Il concetto di origini racchiude in se diversi significati. Un antenato, un genitore, un luogo: sono tutte tessere del passato individuale con cui si avrà, nel bene e nel male, sempre un forte legame. Ma questo termine si può riferire anche a una collettività, persino a un intero continente come l’Europa, “un’anomalia democratica che dà fastidio” minacciata da galoppanti nazional-populismi e dalla paura diffusa nei confronti dell’ “Altro”. Da attento e navigato cronista quale è Paolo Rumiz,ne Il filo infinito si pone delle domande, osservando il Vecchio Continente e le politiche in atto al suo interno: l’Unione europea è ancora quel sogno concretizzatosi grazie agli sforzi di personaggi come De Gasperi, Adenauer o De Gaulle? Perché per qualcuno è un progetto fallito? Ma soprattutto, dove ricercare le origini di tale progetto?

L’autore cerca la risposta nei monasteri benedettini che oggi, incuranti delle accuse di anacronismo, sopravvivono eroicamente in tutto il continente: nei secoli si è creata una rete di “caserme della fede” che hanno contribuito, con le loro Regole (la più famosa, ma non l’unica, è quella di Benedetto da Norcia) e con la loro attività di evangelizzazione, ad unire un continente da sempre terra di arrivo delle “ondate violente, spietate e pagane” di popoli orientali. Tramite il racconto di questo pellegrinaggio europeo, Rumiz da speranza a coloro che credono ancora in questo progetto.

Tutto inizia nel 2017, quando l’autore triestino si trova di fronte alle macerie del terremoto che ha squarciato il centro Italia. Castelluccio, Accumuli, Norcia: le terre di Benedetto gli appaiono devastate come la Bosnia o l’Afghanistan, da lui raccontati negli anni da inviato al fronte. Le istituzioni hanno abbandonato quelle terre perché “la montagna non portava e non porterà mai voti”, scordandosi che è lì che si trova la culla della cultura italiana ed europea . Se questa è la situazione in Italia, alzando lo sguardo sull’Europa lo scenario appare ancora più drammatico: movimenti estremisti, xenofobi e antisemiti ottengono consenso; “la cultura è in caduta libera e l’economia ha perso di vista la felicità dell’uomo. Parole come ‘pace’ e ‘solidarietà’ sono derise”. Inaspettatamente però, Rumiz vede una luce di speranza: come una rivelazione divina, tra le macerie della cattedrale di Norcia svetta una statua di san Benedetto patrono d’Europa, che imperterrito continua a indicare il cielo con un dito. “ Cosa diceva quel santo benedicente, in mezzo ai detriti di un mondo? Diceva che l’Europa andava alla malora?”. È il segnale, deve partire alla volta delle ultime isole del clero regolare in un continente che sembra aver perso la rotta, lì troverà le risposte.

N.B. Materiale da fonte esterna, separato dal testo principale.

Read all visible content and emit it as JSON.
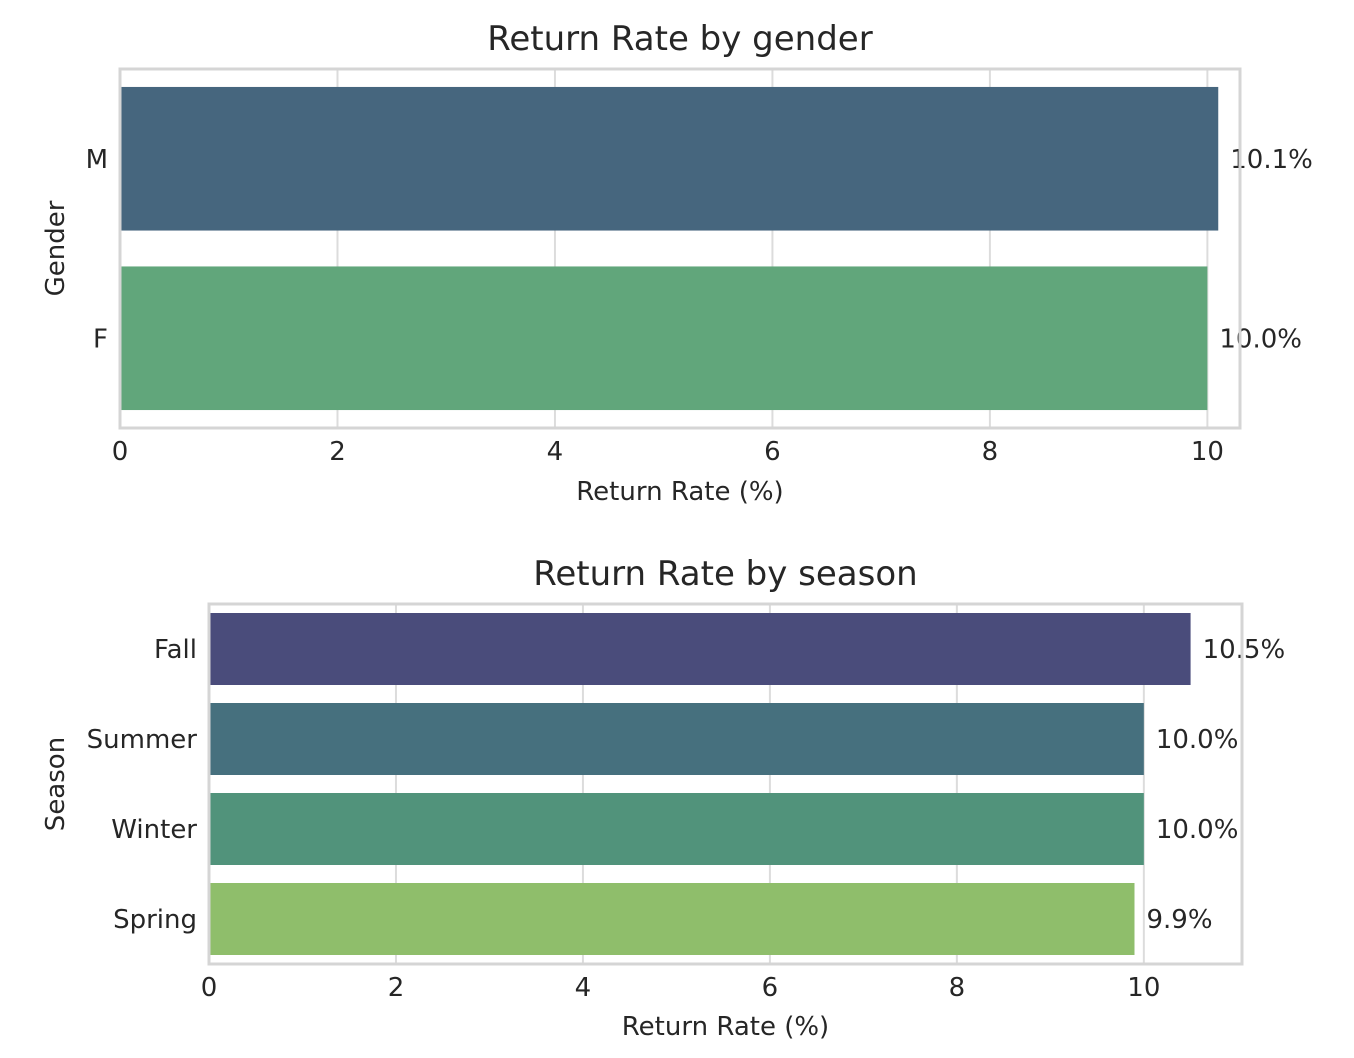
{
  "chart_data": [
    {
      "type": "bar",
      "orientation": "horizontal",
      "title": "Return Rate by gender",
      "xlabel": "Return Rate (%)",
      "ylabel": "Gender",
      "categories": [
        "M",
        "F"
      ],
      "values": [
        10.1,
        10.0
      ],
      "value_labels": [
        "10.1%",
        "10.0%"
      ],
      "colors": [
        "#46667e",
        "#61a67b"
      ],
      "xlim": [
        0,
        10.3
      ],
      "xticks": [
        0,
        2,
        4,
        6,
        8,
        10
      ],
      "grid": true,
      "legend": false
    },
    {
      "type": "bar",
      "orientation": "horizontal",
      "title": "Return Rate by season",
      "xlabel": "Return Rate (%)",
      "ylabel": "Season",
      "categories": [
        "Fall",
        "Summer",
        "Winter",
        "Spring"
      ],
      "values": [
        10.5,
        10.0,
        10.0,
        9.9
      ],
      "value_labels": [
        "10.5%",
        "10.0%",
        "10.0%",
        "9.9%"
      ],
      "colors": [
        "#4a4c7b",
        "#46707e",
        "#51937b",
        "#8fbe6b"
      ],
      "xlim": [
        0,
        11.05
      ],
      "xticks": [
        0,
        2,
        4,
        6,
        8,
        10
      ],
      "grid": true,
      "legend": false
    }
  ]
}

San Giorgio Maggiore, Marienberg, Cîteaux, Pannonhalma: dal Belgio all’Ungheria, passando per il Veneto e la Germania, Rumiz condivide oasi spirituali con uomini e donne che hanno fatto voto di castità, povertà e obbedienza, seguendo l’ora et labora come mantra di vita. Il pellegrino Rumiz descrive dettagliatamente, rievocando nella memoria del lettore le architetture del Nome della rosa di Eco, le abbazie che visita; a colpirlo maggiormente però sono le storie di abati, benedettine e cistercensi europei che abitano quei luoghi. Il bavarese Noctker, un monaco rockettaro dell’abbazia di Sankt Ottilien, che suonò con i Deep Purple e insegna ai manager come governare un’azienda nello stile di Benedetto; oppure padre Urban Stillhard, un organista ed esperto di birra trappista che racconta come quella bevanda, assieme al vino, si sia diffusa in Europa seguendo la geografia dei monasteri e sia diventata uno strumento di evangelizzazione. O ancora l’abate di Saint- Wandrille in Francia, che spiega i meccanismi democratici e collegiali che caratterizzano l’ordine fin dal 1115. Sono loro che possono indicare la strada all’Europa, sono loro che possono far riscoprire le sue radici attraverso la Regola.

L’essenza più vera dei luoghi, allora, risiede in coloro che vi abitano. Che ricordo si avrebbe di un viaggio eliminando le persone che si incontrano? Un ricordo piatto, grigio. Cosa sarebbe un monastero, una città, un continente senza i suoi abitanti? Un corpo senz’anima. È nelle risorse umane che bisogna ricercare le proprie radici: ognuno di noi è il risultato di una “rete di fili” che valica confini temporali, spaziali e culturali; che anche se si spezza è possibile risaldare. Sta a noi evitare le rotture e mantenerla salda nel tempo.